The machine has a three-position switch, marked OFF ON M. The function keys are: (red keys) AC, C, (gray keys) MR, sq. root, M-=, divide, X, -, +, M+=, and a right- arrow. The numeric keys and decimal point are white. It uses standard algebraic logic. The AC key clears the machine, pending operations, and memory. The C key, if pressed once, clears the last number entered, if pressed twice, clears the machine but not the memory. An interesting characteristic of the machine during calculations is that it does not blank or freeze its display - the digit segments spin around. In the case of square root, this is easily visible because the calculation takes almost a full second.

Memory is controlled by a combination of the switch position and the MR, M-=, and M+= keys. When the switch is set to M, the machine adds/ subtracts from memory the result of a calculation ended by the M+= or M-= key. The MR key recalls the current memory value to the display for further use. If the switch is set to the ON position, the M+= and M-= keys simply act as an = key, and no change is made to the memory. Any value that was in memory when the switch was moved from M to ON remains in memory for use unless the AC key is pressed.

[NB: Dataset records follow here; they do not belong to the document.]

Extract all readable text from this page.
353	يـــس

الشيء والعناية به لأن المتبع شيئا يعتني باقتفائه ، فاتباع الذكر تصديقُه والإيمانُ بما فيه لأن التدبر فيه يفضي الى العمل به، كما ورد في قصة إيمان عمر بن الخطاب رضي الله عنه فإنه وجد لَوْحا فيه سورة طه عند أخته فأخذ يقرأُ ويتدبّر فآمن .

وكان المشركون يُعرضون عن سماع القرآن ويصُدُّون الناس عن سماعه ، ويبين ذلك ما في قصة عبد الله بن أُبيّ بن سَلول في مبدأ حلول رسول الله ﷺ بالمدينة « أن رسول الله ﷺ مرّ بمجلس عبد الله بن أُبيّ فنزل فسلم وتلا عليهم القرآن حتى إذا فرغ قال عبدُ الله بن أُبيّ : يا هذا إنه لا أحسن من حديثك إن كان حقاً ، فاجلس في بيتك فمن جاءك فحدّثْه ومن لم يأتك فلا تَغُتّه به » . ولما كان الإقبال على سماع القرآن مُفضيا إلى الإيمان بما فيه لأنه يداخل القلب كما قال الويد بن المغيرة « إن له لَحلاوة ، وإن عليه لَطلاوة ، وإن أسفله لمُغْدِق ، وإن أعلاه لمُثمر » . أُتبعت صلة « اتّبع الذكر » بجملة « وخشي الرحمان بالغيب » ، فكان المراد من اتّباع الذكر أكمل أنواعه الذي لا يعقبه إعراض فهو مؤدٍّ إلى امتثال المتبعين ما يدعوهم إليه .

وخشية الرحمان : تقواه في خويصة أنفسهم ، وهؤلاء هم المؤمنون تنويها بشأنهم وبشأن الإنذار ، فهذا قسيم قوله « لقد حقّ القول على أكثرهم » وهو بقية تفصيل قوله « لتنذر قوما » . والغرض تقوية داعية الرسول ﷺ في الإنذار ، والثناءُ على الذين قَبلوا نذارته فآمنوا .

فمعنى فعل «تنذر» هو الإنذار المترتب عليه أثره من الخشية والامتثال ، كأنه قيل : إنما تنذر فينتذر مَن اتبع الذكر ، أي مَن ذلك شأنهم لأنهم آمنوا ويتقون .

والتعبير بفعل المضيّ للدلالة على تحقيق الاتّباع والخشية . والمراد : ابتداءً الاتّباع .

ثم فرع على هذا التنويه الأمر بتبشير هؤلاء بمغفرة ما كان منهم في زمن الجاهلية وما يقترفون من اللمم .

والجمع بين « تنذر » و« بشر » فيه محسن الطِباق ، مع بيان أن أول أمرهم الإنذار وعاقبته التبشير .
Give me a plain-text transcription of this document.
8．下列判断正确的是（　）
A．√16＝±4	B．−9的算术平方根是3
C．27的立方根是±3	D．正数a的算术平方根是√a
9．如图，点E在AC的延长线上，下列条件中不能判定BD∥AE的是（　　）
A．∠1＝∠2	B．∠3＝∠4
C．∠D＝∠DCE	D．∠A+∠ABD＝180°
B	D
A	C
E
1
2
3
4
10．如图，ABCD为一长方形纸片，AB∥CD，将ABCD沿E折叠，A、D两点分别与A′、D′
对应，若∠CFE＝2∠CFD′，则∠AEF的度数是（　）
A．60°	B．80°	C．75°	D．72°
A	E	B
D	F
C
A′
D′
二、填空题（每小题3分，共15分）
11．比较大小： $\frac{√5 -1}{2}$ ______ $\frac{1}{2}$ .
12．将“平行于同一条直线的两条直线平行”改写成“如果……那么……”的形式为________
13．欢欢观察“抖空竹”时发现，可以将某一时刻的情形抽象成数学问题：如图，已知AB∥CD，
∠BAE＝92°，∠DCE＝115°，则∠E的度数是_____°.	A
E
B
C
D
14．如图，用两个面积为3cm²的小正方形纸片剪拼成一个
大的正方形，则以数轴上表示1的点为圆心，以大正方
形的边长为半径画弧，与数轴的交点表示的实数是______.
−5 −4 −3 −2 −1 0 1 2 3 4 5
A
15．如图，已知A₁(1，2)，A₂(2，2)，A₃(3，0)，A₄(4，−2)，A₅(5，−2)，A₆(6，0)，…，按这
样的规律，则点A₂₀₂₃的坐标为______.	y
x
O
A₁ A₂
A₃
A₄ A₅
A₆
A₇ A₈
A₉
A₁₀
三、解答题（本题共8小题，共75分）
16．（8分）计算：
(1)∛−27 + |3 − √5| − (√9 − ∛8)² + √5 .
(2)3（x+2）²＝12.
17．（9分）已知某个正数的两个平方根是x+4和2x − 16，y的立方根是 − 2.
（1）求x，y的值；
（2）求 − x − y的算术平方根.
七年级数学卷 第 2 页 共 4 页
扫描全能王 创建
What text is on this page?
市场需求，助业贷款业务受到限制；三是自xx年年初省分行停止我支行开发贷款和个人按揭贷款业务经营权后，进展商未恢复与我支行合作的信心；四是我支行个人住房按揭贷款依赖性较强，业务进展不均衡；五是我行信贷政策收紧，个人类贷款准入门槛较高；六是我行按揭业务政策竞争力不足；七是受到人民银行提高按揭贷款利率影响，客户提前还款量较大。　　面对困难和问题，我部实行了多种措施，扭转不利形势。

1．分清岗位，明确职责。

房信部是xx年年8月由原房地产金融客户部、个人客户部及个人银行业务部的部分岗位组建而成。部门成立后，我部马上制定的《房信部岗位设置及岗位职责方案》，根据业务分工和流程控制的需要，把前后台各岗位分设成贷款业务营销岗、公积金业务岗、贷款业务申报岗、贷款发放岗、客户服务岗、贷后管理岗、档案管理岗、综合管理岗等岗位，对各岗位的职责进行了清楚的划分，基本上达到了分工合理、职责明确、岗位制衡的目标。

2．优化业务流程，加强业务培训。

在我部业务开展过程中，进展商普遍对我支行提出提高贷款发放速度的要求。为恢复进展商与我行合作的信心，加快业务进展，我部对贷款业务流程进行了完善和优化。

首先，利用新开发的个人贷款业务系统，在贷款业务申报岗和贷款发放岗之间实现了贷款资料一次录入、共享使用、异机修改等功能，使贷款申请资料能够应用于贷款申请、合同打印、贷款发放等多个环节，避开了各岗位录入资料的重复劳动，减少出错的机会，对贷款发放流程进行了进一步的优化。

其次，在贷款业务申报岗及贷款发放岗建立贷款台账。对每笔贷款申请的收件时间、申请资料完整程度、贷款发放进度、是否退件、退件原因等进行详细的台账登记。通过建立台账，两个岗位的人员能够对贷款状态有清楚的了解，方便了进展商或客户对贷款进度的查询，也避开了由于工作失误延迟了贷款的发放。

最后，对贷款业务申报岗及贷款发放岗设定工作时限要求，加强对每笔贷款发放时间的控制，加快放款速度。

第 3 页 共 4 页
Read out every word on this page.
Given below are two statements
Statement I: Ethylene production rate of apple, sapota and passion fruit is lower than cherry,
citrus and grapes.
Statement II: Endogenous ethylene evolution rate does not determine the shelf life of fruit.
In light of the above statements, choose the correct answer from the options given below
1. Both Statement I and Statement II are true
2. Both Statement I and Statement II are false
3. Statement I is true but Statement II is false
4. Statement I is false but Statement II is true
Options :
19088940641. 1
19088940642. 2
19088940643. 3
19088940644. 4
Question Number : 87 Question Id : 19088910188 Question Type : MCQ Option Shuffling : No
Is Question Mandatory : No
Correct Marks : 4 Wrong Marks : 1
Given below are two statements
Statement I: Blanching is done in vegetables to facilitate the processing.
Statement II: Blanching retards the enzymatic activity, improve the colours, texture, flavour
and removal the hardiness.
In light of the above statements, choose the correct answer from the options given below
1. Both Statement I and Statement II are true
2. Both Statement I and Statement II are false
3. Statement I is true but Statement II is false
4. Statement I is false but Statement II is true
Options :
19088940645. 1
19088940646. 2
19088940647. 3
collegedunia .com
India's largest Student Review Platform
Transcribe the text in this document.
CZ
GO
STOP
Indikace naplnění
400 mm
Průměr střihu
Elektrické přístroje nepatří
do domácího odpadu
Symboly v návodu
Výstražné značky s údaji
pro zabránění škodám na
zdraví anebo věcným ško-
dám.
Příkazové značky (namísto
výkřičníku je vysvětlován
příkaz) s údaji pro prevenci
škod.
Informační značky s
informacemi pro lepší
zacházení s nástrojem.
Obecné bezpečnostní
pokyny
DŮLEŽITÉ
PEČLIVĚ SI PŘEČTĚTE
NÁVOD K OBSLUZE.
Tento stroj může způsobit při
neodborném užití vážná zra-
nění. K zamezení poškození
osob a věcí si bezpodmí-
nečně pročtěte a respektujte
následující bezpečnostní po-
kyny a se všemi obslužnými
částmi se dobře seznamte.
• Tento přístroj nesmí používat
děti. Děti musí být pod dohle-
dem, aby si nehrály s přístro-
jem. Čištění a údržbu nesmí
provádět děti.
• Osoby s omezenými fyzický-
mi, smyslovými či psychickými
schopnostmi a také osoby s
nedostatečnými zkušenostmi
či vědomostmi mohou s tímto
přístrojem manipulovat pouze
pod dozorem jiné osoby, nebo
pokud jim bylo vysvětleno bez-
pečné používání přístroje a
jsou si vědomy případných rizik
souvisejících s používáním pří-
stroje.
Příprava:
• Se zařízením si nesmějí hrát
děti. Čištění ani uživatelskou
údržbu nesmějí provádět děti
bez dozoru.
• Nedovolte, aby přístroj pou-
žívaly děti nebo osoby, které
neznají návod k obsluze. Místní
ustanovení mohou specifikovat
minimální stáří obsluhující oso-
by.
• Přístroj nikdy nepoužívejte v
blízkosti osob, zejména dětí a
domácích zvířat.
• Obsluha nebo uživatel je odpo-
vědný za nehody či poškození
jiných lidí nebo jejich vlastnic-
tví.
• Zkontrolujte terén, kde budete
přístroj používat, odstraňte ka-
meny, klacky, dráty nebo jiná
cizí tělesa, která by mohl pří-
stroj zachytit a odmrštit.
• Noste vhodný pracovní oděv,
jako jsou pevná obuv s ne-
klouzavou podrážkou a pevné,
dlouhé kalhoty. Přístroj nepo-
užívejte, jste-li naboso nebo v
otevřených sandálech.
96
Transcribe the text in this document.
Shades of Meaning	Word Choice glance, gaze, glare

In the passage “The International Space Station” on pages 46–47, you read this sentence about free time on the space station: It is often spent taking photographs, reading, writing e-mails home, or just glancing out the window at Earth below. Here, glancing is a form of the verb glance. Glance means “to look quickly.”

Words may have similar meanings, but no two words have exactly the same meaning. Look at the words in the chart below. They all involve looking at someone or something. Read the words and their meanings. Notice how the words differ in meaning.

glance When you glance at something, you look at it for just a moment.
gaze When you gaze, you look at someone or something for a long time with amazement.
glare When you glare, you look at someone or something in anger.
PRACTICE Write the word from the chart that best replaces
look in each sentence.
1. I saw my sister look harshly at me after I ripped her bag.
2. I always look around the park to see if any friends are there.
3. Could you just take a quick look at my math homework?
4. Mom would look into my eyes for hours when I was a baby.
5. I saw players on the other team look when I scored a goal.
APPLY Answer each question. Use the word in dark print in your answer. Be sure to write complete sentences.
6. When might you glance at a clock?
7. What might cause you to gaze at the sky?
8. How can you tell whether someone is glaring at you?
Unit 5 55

Like many other of the Sperry-Remington and some of the Casio models, this calculator has the capability to display 16-digit answers, using the right-arrow key. If a problem is entered that overflows the 8-digits of the display, the decimal point disappears, with the upper 8 significant digits of the answer displayed. Pressing the right- arrow key reveals the lower 8 significant digits including the proper decimal point position. The answer cannot be used in subsequent calculations, however, because the machine locks up and the AC key must be used to clear the overflow condition. In the case of a negative number, only seven significant digits are displayed, with the leftmost digit used for the minus sign.

It appears to me that this calculator was built for Sperry Remington by Casio. One similar characteristic between this machine and a number of Casio machines is that the number "0" is displayed using only the lower four segments of the seven-segment display. This has the unusual effect of having the height of numbers appear differently across the display. Secondly, the design of the keys appears to be the same of the Casio Mini.